Dennis stood unsuccessfully for parliament three times: for the Cities of London and Westminster ward in 1953, Paddington North in 1959 and in 1964 Bedfordshire South where he lost by only 339 votes. Joy also stood for parliament, in 1979 and 1983.
In the 1980s Dennis was elected a Labour member of Essex County Council. When the election in 1985 produced a hung council Dennis, with his Labour and Liberal/Social Democratic Party colleagues, managed to persuade the council at last to focus on rights of way and to get tough with path blockers—he called this triumph ‘the October Revolution’.
He was president and chairman of the Ramblers’ Essex Area, and chairman of the South-East Essex Group. South-Eastern Rambler reports that, in autumn 1985, Dennis had surveyed all the public paths on Canvey Island.
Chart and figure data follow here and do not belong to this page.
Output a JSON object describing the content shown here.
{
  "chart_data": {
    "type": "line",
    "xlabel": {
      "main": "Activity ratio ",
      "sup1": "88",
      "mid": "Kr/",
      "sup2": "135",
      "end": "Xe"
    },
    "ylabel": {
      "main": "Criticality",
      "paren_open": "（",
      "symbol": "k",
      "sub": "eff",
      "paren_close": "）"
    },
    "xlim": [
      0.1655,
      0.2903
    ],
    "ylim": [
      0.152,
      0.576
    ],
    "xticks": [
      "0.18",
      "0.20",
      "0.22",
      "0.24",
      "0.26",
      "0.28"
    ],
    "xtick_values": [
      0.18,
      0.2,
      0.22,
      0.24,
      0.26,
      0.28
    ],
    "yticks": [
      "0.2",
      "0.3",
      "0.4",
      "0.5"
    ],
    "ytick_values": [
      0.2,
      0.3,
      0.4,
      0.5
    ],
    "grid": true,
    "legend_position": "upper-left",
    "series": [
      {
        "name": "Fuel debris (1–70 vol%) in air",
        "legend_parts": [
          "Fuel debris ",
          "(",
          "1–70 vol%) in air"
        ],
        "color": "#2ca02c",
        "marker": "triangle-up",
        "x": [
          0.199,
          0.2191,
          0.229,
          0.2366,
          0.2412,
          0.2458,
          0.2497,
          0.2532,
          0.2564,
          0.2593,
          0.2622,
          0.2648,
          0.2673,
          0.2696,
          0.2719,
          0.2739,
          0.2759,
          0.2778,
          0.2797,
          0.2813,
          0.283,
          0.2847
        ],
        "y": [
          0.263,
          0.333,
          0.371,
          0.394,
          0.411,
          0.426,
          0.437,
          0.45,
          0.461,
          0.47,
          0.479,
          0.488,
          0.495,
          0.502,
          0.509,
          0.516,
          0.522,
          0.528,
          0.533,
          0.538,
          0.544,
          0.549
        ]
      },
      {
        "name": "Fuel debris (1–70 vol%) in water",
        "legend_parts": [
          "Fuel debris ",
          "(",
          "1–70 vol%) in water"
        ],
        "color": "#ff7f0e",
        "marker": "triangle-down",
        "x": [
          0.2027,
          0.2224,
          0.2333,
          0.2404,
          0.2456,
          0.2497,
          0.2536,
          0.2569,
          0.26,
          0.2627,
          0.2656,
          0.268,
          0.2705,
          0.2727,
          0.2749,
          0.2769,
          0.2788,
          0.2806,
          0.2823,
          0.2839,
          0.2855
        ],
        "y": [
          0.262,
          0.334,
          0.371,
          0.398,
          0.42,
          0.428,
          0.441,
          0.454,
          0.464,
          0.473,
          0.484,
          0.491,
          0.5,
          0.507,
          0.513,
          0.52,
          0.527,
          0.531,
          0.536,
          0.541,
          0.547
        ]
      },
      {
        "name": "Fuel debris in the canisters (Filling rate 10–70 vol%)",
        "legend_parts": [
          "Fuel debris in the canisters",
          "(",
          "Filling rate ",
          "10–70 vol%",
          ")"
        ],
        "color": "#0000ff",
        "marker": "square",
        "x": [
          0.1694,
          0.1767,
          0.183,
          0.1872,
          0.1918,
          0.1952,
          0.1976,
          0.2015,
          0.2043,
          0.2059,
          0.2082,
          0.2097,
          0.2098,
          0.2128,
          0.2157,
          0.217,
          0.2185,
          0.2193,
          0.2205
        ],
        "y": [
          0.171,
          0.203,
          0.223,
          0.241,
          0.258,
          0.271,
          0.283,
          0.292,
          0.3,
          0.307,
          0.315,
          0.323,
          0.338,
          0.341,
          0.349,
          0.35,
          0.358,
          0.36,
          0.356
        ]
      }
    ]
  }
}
As readers of this blog know, I walked with the group around the island last November, and there are many paths!
He was at the forefront of the long campaign to create the Hadleigh Castle Country Park in south-east Essex. It was opened in May 1987. John Rostron has posted a photo on a website about Hadleigh country park. It is captioned: Opening of Hadleigh Castle Country Park in 1987. The Hadleigh Castle Country Park was a long time in gestating. Much of the drive for its establishment came from Councillor Dennis Nisbet, seen in this image at the opening ceremony. The park was officially opened at this event by Sir Derek Barber, chairman of the Countryside Commission. However, I have shown Dennis Nisbet as I consider he was the one worthy of illustration!
Representing the Ramblers, Dennis fought a path-rationalisation scheme at Canewdon in Essex in 1991, and won.
He also helped the Ramblers and Open Spaces Society to defeat the pernicious Ombersley rationalisation scheme in the former Hereford and Worcester, a plan involving the mass diversion of over one hundred paths.
Dennis’s grandmother died in 1957 aged 93. He inherited the family house in Church Stretton in 1982 from his aunt, and he and Joy moved there in 1992 after his aunt died. Dennis was elected secretary of Shropshire Ramblers and later countryside secretary.
He is particularly remembered for the path he claimed to the top of Ragleth Hill, then forbidden land (although subsequently it became access land under the Countryside and Rights of Way (CROW) Act 2000), and for the Nisbet Way, between Church Stretton and Little Stretton. While a councillor for Church Stretton Parish Council Dennis persuaded the council to take over a piece of land called Coppice Leasowes, an area to the north of the village containing a varied terraine and numerous different habitats. It was designated a local nature reserve in 1998.
In 2004, Dennis became the first landowner to dedicate land to public access under section 16 of the CROW Act, at Lurkenhope Wood on the Shropshire border near Knighton, with spectacular views of the Shropshire Hills. He then passed the land to the Shropshire Wildlife Trust. This generous gift is a fitting memorial to Dennis and his work for walkers.
Dennis was immensely hard working and committed to every task he took on—he wasn’t a quitter. We are so fortunate that he chose to volunteer for the Ramblers and to campaign for paths and access. He was a member of the Ramblers’ national executive committee (now board of trustees) from 1990 to 1994.
In the words of Eugene Suggett, senior policy officer at the Ramblers, Dennis was ‘a politically-adroit and inspiring campaigner’. I echo that.